Division and classification is inherent in definition because to define something, we must identify what classification it belongs to and how it is alike and different (i.e. C/C) from other divisions. Writers often can define a subject by listing what qualities it does not have. This is a way of showing the boundaries, the uniqueness of the subject under discussion.

Writers usually offer examples to clarify their definitions. Ultimately, even how-to and cause and effect can help a writer create an extended definition column.

How something functions, for example, can be part of defining it.

The cause and effect style help with definition when the writer explores what happens as a result of having or being something.

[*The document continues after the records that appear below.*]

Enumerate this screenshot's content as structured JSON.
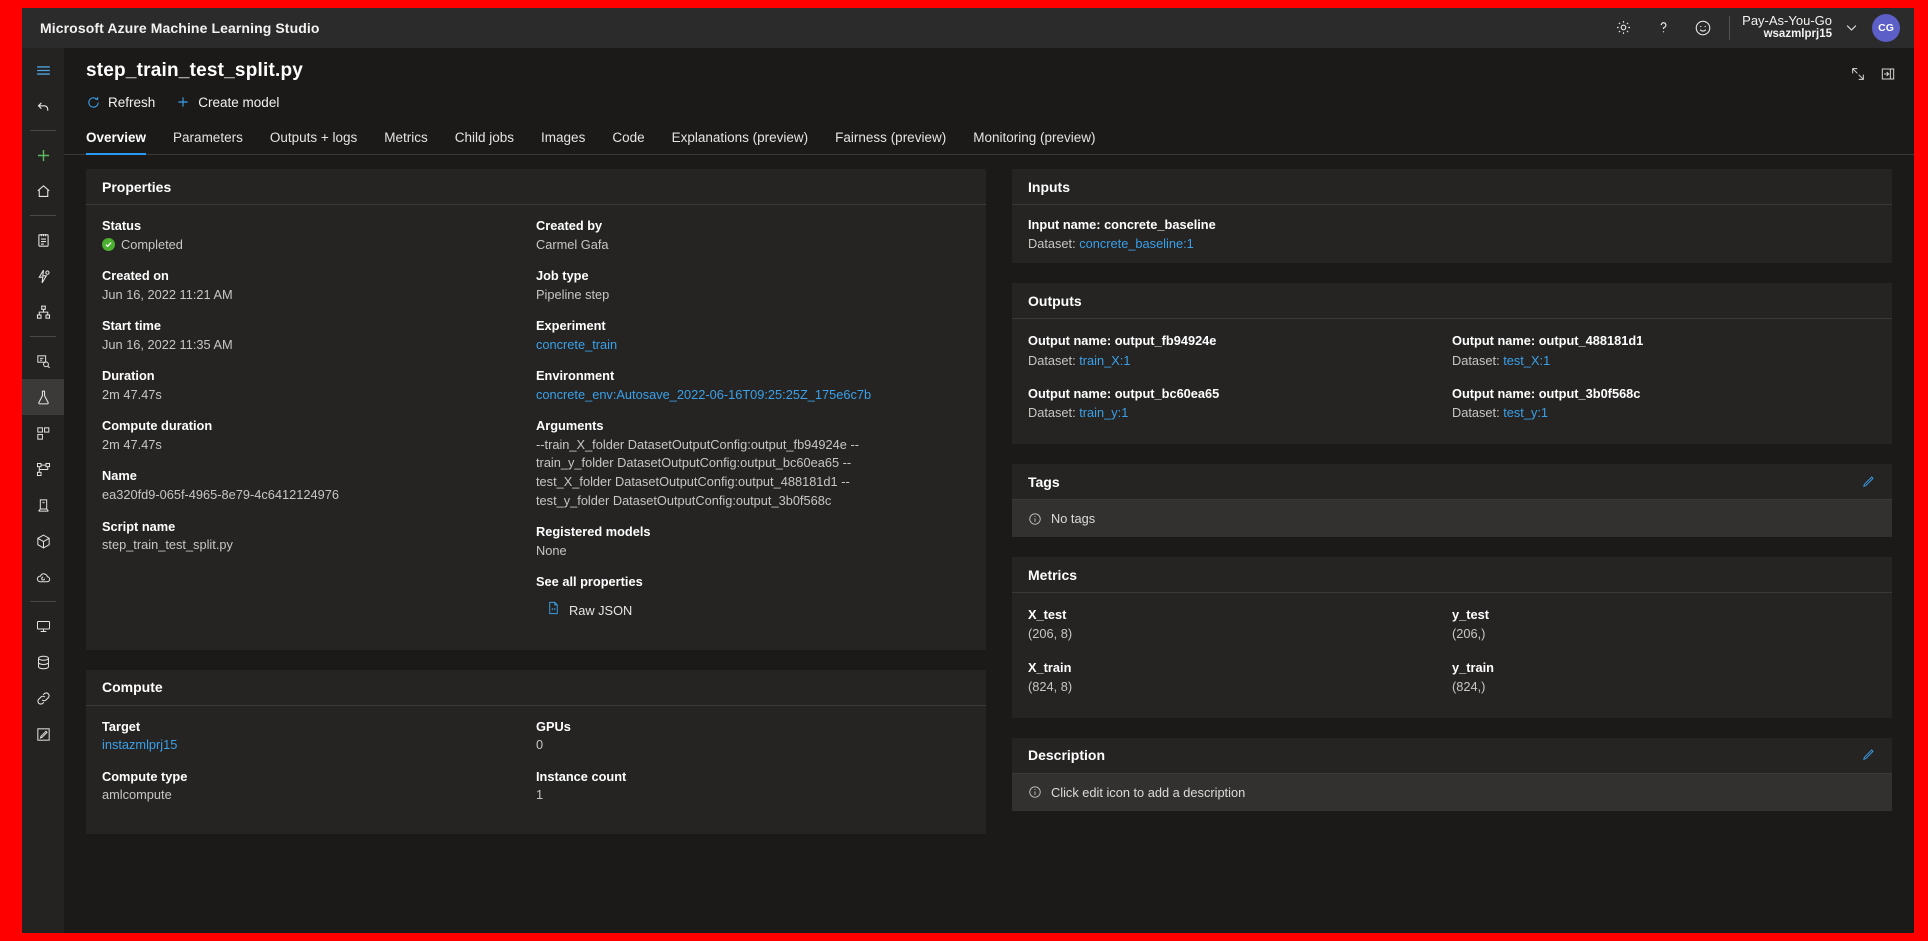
{
  "topbar": {
    "brand": "Microsoft Azure Machine Learning Studio",
    "settings_icon": "gear-icon",
    "help_icon": "question-mark-icon",
    "feedback_icon": "smiley-face-icon",
    "account": {
      "plan": "Pay-As-You-Go",
      "workspace": "wsazmlprj15"
    },
    "avatar_initials": "CG"
  },
  "rail": {
    "items": [
      {
        "name": "hamburger-menu",
        "icon": "hamburger-icon"
      },
      {
        "name": "back-arrow",
        "icon": "undo-arrow-icon"
      },
      {
        "name": "new-item",
        "icon": "plus-icon"
      },
      {
        "name": "home",
        "icon": "home-icon"
      },
      {
        "name": "notebooks",
        "icon": "notebook-icon"
      },
      {
        "name": "automated-ml",
        "icon": "automl-icon"
      },
      {
        "name": "designer",
        "icon": "designer-icon"
      },
      {
        "name": "data-labeling",
        "icon": "labeling-icon"
      },
      {
        "name": "jobs",
        "icon": "flask-icon"
      },
      {
        "name": "components",
        "icon": "components-icon"
      },
      {
        "name": "pipelines",
        "icon": "pipeline-icon"
      },
      {
        "name": "environments",
        "icon": "environment-icon"
      },
      {
        "name": "models",
        "icon": "cube-icon"
      },
      {
        "name": "endpoints",
        "icon": "cloud-endpoint-icon"
      },
      {
        "name": "compute",
        "icon": "monitor-icon"
      },
      {
        "name": "datastores",
        "icon": "database-icon"
      },
      {
        "name": "linked-services",
        "icon": "link-icon"
      },
      {
        "name": "data-labeling-projects",
        "icon": "pencil-square-icon"
      }
    ],
    "active_index": 8
  },
  "page": {
    "title": "step_train_test_split.py",
    "commands": [
      {
        "label": "Refresh",
        "icon": "refresh-icon"
      },
      {
        "label": "Create model",
        "icon": "plus-icon"
      }
    ],
    "window_buttons": [
      {
        "name": "collapse-icon"
      },
      {
        "name": "expand-panel-icon"
      }
    ],
    "tabs": [
      {
        "label": "Overview",
        "active": true
      },
      {
        "label": "Parameters",
        "active": false
      },
      {
        "label": "Outputs + logs",
        "active": false
      },
      {
        "label": "Metrics",
        "active": false
      },
      {
        "label": "Child jobs",
        "active": false
      },
      {
        "label": "Images",
        "active": false
      },
      {
        "label": "Code",
        "active": false
      },
      {
        "label": "Explanations (preview)",
        "active": false
      },
      {
        "label": "Fairness (preview)",
        "active": false
      },
      {
        "label": "Monitoring (preview)",
        "active": false
      }
    ]
  },
  "properties": {
    "title": "Properties",
    "left": [
      {
        "key": "Status",
        "value": "Completed",
        "status": true
      },
      {
        "key": "Created on",
        "value": "Jun 16, 2022 11:21 AM"
      },
      {
        "key": "Start time",
        "value": "Jun 16, 2022 11:35 AM"
      },
      {
        "key": "Duration",
        "value": "2m 47.47s"
      },
      {
        "key": "Compute duration",
        "value": "2m 47.47s"
      },
      {
        "key": "Name",
        "value": "ea320fd9-065f-4965-8e79-4c6412124976"
      },
      {
        "key": "Script name",
        "value": "step_train_test_split.py"
      }
    ],
    "right": [
      {
        "key": "Created by",
        "value": "Carmel Gafa"
      },
      {
        "key": "Job type",
        "value": "Pipeline step"
      },
      {
        "key": "Experiment",
        "value": "concrete_train",
        "link": true
      },
      {
        "key": "Environment",
        "value": "concrete_env:Autosave_2022-06-16T09:25:25Z_175e6c7b",
        "link": true
      },
      {
        "key": "Arguments",
        "value": "--train_X_folder DatasetOutputConfig:output_fb94924e --train_y_folder DatasetOutputConfig:output_bc60ea65 --test_X_folder DatasetOutputConfig:output_488181d1 --test_y_folder DatasetOutputConfig:output_3b0f568c"
      },
      {
        "key": "Registered models",
        "value": "None"
      },
      {
        "key": "See all properties",
        "value": ""
      }
    ],
    "raw_json_label": "Raw JSON",
    "raw_json_icon": "json-file-icon"
  },
  "compute": {
    "title": "Compute",
    "left": [
      {
        "key": "Target",
        "value": "instazmlprj15",
        "link": true
      },
      {
        "key": "Compute type",
        "value": "amlcompute"
      }
    ],
    "right": [
      {
        "key": "GPUs",
        "value": "0"
      },
      {
        "key": "Instance count",
        "value": "1"
      }
    ]
  },
  "inputs": {
    "title": "Inputs",
    "items": [
      {
        "name_label": "Input name: concrete_baseline",
        "dataset_label": "Dataset:",
        "dataset_link": "concrete_baseline:1"
      }
    ]
  },
  "outputs": {
    "title": "Outputs",
    "items": [
      {
        "name_label": "Output name: output_fb94924e",
        "dataset_label": "Dataset:",
        "dataset_link": "train_X:1"
      },
      {
        "name_label": "Output name: output_488181d1",
        "dataset_label": "Dataset:",
        "dataset_link": "test_X:1"
      },
      {
        "name_label": "Output name: output_bc60ea65",
        "dataset_label": "Dataset:",
        "dataset_link": "train_y:1"
      },
      {
        "name_label": "Output name: output_3b0f568c",
        "dataset_label": "Dataset:",
        "dataset_link": "test_y:1"
      }
    ]
  },
  "tags": {
    "title": "Tags",
    "edit_icon": "pencil-icon",
    "empty_text": "No tags",
    "info_icon": "info-circle-icon"
  },
  "metrics": {
    "title": "Metrics",
    "items": [
      {
        "key": "X_test",
        "value": "(206, 8)"
      },
      {
        "key": "y_test",
        "value": "(206,)"
      },
      {
        "key": "X_train",
        "value": "(824, 8)"
      },
      {
        "key": "y_train",
        "value": "(824,)"
      }
    ]
  },
  "description": {
    "title": "Description",
    "edit_icon": "pencil-icon",
    "empty_text": "Click edit icon to add a description",
    "info_icon": "info-circle-icon"
  },
  "colors": {
    "accent": "#3aa0e8",
    "success": "#4caf2f",
    "page_bg": "#1b1a19",
    "card_bg": "#252423",
    "border": "#ff0000"
  }
}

A definition of a “bus driver” can be made by showing how one learns to be a bus driver. Defining what it means to be a daughter can include the effect of a daughter’s behavior on her parents.
Defining what it means to be a parent can include the effects of parenting (whether good or bad) on children’s lives.
What it means to be a diabetic can include how diabetics consider their diet.

8. The Argument and Persuasion column
There are times when we want to persuade others to take action or to change their thinking. Letters to the editor and op-ed sections of papers and magazines contain persuasive writing.

How do you one write effective persuasions? How do you move others to stay interested in what you have to say and perhaps change his or her mind?

  1. Make an assertion.
  2. Provide at least three reasons to support it.
  3. Write in an order that has a peak, a high point
  4. Give time to the opposing position
  5. Use images and details to persuade the reader instead of relying on emotionally-loaded words that tell rather than show.